- Born: 1837
- Died: 1923 (aged 85–86)
- Occupation: Singer
- Style: Indian classical; Gwalior Gharana;
- Children: Qurban Hussain Khan

= Ustad Bade Inayat Hussain Khan =

Indian Hindustani classical musician (1837–1923)

Ustad Bade Inayat Ali Khan (1837–1923) was an Indian classical singer who belonged to the famous Gwalior Gharana school of music.

== Biography ==
He was the son of Haddu Khan who was the maternal grandson of Nathan Peer Khan Bakhsh, the founder of the Gwalior Gharana school of Classical Music. Bakhsh was the first person to introduce Bol Bant in Khyal Gayki singing. His Khyal Gayki is used in all the Gharanas. Haddu Khan's son, Bade Inayat Ali Khan, was a singer who expanded the Gwalior style from the methodical form it followed to the emotional style that he preferred.

The most significant changes in the parampara (the guru–shishya tradition) came from around the late 18th century onward, during the Chandra Gupta phase of Indian Nationalism, following the migration of Nathan Khan Peer Baksh from Lucknow to Gwalior.
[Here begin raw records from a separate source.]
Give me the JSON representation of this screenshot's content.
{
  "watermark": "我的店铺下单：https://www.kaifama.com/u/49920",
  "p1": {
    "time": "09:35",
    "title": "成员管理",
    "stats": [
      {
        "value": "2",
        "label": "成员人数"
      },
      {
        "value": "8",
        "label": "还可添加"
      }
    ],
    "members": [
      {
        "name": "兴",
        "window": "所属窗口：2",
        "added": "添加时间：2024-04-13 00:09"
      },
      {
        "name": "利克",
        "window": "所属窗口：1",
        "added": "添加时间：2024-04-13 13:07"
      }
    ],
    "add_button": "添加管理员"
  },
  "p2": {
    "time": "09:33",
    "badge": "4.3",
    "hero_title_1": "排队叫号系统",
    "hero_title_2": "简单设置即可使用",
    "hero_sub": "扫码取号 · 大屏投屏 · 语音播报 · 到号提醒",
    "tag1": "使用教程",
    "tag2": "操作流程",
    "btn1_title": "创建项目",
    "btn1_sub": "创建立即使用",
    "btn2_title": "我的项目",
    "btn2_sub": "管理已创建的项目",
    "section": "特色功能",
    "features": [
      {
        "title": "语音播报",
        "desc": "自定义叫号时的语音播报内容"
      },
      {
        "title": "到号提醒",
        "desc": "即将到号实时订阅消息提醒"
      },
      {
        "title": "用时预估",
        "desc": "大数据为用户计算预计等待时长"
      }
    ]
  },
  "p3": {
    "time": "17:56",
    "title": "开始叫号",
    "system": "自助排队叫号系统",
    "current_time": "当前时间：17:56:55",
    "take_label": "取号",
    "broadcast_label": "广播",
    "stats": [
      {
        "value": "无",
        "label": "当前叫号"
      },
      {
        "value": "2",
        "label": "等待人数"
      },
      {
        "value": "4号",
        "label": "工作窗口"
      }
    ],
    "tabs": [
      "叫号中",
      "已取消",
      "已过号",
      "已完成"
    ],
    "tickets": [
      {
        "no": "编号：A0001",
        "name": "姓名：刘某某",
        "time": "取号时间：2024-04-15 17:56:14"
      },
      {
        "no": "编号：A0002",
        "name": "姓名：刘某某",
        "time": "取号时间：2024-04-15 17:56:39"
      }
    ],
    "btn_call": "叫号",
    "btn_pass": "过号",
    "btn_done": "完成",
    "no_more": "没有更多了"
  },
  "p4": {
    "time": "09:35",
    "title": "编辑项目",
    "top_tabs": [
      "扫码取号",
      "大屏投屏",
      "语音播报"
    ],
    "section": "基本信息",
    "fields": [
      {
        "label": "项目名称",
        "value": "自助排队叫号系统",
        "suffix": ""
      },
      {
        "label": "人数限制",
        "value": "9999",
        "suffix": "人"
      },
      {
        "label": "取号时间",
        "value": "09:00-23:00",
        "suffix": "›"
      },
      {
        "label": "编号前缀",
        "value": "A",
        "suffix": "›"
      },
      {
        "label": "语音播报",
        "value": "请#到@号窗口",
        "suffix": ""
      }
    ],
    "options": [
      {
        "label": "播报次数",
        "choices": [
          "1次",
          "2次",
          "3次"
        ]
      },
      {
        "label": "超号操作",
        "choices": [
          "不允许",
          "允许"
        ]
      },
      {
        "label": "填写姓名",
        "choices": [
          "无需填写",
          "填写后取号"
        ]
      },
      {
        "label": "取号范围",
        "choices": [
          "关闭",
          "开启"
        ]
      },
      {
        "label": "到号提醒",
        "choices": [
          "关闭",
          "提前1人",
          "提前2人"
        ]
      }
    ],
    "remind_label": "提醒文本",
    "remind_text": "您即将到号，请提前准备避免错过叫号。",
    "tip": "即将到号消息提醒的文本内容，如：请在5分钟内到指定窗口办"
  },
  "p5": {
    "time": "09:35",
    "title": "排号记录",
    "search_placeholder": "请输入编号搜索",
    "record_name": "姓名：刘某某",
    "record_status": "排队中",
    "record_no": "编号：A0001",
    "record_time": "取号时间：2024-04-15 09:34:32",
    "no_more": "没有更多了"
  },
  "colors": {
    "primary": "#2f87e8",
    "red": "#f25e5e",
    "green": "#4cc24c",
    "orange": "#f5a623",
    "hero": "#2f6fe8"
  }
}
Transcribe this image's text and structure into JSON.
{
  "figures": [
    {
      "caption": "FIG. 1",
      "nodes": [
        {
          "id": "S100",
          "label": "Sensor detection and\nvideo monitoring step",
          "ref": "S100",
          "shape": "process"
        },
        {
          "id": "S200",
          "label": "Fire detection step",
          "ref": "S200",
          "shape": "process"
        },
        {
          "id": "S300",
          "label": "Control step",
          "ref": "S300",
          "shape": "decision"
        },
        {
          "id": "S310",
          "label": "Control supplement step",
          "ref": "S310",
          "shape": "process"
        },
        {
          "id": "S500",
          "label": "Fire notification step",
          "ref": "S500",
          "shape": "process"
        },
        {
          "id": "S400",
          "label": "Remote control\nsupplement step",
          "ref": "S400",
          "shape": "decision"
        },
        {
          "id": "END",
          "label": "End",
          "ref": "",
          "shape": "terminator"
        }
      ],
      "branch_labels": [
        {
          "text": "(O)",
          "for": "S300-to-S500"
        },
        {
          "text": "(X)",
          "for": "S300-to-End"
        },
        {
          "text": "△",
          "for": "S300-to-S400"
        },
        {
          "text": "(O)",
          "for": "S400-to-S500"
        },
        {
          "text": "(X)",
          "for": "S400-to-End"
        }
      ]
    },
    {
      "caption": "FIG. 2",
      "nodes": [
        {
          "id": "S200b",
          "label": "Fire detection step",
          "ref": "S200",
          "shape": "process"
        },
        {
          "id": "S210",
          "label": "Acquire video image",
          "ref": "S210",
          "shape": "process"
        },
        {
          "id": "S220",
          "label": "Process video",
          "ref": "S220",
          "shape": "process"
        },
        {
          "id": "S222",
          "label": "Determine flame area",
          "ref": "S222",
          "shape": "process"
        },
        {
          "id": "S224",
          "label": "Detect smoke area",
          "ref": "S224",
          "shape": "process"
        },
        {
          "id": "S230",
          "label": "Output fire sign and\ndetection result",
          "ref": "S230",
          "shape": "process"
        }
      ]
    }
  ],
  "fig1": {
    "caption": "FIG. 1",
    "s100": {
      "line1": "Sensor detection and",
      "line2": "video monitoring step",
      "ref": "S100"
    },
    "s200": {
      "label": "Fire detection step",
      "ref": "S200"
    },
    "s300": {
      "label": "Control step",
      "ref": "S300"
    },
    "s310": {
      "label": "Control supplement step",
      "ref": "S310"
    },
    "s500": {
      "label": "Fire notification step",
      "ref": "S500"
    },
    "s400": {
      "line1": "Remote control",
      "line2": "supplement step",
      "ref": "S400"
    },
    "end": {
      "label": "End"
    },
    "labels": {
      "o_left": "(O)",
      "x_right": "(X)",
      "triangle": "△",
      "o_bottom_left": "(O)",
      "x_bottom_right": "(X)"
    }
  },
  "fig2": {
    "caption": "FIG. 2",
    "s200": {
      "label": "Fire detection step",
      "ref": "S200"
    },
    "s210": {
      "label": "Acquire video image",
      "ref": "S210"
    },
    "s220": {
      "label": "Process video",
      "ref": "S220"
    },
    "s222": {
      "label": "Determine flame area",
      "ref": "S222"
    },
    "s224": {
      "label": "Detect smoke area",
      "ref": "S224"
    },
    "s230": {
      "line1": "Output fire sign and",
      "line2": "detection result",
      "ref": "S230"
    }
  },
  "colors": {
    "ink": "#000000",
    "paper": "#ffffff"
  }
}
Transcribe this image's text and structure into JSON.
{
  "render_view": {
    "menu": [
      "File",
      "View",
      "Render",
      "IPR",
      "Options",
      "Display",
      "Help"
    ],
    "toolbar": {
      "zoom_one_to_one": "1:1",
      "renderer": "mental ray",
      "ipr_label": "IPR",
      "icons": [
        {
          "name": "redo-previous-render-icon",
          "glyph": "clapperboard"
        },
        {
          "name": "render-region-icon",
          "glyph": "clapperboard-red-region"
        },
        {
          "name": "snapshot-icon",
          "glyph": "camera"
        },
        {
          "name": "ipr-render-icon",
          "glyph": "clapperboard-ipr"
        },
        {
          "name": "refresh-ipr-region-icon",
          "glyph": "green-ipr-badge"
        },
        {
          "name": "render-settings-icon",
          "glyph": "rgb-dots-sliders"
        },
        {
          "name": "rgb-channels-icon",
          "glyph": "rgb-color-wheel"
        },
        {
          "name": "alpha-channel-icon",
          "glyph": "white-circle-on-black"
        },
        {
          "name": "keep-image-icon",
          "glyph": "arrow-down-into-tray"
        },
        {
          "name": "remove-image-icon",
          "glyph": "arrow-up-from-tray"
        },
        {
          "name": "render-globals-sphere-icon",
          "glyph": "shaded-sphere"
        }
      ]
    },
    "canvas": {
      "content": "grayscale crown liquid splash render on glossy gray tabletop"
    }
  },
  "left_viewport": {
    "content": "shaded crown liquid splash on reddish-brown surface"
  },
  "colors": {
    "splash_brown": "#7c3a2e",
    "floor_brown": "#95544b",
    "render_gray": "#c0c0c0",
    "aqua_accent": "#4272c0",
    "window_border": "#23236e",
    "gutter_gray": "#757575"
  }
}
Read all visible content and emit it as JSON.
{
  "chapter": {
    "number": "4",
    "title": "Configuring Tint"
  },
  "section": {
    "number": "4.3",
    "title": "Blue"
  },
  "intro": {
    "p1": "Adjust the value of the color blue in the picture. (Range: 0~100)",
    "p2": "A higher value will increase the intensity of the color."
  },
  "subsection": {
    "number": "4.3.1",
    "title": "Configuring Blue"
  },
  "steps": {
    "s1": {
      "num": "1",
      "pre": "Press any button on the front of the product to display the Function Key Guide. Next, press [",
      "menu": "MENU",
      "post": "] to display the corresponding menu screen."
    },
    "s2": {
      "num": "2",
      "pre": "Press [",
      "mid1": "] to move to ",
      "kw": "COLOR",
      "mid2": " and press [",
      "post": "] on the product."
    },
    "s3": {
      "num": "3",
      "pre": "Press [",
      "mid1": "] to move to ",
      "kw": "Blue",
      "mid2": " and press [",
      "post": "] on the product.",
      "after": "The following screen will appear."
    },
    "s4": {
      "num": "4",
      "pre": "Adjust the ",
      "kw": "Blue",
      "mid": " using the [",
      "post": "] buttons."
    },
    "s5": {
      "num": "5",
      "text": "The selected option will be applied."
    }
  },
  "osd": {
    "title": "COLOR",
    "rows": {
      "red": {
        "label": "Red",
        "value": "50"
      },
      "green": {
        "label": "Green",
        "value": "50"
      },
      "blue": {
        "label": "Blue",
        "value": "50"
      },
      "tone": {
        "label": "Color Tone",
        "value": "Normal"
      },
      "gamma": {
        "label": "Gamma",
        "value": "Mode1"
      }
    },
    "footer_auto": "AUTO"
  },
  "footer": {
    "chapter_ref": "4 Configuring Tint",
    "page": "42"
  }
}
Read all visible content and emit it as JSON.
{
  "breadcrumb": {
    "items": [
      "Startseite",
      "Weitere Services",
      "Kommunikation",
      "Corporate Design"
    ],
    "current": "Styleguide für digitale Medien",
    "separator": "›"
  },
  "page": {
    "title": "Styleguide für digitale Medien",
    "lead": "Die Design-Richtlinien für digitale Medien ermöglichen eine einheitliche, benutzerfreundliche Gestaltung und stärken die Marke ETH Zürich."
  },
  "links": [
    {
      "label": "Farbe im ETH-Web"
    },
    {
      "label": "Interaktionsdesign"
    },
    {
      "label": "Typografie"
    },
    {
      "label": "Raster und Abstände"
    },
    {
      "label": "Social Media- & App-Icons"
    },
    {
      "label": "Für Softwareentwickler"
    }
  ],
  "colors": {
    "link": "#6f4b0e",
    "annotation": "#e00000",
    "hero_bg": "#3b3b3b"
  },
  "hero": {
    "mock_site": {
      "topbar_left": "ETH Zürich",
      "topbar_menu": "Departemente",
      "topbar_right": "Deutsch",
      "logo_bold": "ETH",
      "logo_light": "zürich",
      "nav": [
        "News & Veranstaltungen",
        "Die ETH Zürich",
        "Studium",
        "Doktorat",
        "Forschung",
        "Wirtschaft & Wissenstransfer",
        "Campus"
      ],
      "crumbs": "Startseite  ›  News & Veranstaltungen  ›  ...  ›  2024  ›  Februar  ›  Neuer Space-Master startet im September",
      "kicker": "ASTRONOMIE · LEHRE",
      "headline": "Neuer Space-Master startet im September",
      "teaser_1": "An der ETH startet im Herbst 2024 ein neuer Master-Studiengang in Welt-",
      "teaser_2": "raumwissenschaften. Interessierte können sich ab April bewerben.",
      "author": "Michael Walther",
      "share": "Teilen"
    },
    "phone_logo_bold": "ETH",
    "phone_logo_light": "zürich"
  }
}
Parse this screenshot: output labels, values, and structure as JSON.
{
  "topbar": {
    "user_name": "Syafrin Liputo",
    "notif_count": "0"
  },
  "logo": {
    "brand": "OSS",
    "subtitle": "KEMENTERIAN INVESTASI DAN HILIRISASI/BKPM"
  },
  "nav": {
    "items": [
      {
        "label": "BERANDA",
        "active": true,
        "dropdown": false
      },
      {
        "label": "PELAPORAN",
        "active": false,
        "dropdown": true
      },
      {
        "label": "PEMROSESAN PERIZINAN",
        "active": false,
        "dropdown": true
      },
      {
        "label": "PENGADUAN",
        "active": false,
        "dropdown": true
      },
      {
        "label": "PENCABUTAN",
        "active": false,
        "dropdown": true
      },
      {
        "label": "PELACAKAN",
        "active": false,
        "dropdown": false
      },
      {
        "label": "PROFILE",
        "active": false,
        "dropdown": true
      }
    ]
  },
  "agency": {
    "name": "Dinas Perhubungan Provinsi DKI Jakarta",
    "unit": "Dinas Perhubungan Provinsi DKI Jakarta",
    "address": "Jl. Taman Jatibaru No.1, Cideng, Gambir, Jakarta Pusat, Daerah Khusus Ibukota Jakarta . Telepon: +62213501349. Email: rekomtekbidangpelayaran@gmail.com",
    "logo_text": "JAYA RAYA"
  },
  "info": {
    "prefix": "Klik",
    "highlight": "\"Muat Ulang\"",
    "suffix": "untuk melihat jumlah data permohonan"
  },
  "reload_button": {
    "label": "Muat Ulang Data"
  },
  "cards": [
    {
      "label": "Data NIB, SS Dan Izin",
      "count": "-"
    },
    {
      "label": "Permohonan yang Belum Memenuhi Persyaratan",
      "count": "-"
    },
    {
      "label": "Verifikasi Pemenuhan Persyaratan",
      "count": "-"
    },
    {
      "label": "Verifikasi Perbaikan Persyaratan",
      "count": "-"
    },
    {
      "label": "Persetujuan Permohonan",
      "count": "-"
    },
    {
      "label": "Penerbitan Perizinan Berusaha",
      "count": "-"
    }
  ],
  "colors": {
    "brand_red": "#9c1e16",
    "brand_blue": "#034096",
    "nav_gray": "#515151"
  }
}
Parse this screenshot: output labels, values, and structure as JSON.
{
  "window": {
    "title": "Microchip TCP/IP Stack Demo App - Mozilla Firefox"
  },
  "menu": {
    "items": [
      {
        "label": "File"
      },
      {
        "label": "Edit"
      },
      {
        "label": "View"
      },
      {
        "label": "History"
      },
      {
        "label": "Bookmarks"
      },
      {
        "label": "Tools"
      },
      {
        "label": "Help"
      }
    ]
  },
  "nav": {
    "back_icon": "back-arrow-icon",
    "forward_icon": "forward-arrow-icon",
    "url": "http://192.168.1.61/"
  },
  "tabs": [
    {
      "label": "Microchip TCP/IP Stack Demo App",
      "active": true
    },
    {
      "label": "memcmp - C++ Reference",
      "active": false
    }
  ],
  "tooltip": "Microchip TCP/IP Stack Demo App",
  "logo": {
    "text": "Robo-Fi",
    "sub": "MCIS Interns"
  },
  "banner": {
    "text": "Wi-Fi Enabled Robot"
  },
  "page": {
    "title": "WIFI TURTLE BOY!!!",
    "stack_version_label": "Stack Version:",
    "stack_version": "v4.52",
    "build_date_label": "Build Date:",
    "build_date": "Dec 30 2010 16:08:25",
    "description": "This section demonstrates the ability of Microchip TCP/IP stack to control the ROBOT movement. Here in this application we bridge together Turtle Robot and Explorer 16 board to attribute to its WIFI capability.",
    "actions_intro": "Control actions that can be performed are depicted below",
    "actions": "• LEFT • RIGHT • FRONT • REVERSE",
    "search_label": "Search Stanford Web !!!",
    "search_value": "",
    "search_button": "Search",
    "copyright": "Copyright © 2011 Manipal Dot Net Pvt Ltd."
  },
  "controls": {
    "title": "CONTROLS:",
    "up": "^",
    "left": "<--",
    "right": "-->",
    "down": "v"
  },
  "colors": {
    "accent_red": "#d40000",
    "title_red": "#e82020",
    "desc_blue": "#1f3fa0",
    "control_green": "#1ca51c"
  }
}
His grandsons, Haddu Khan and Hassu Khan, evolved the genre of khyal into its present structure and popularised it. Inayat Hussain Khan was the first to introduced Bol Bant in Khyal Gayki.

Gwalior Gharana of Indian classical music is easily the doyen amongst Khayal gharanas.

Khan's son, Ustad Qurban Hussain Khan, continued his legacy and received the title of Raj Gayak.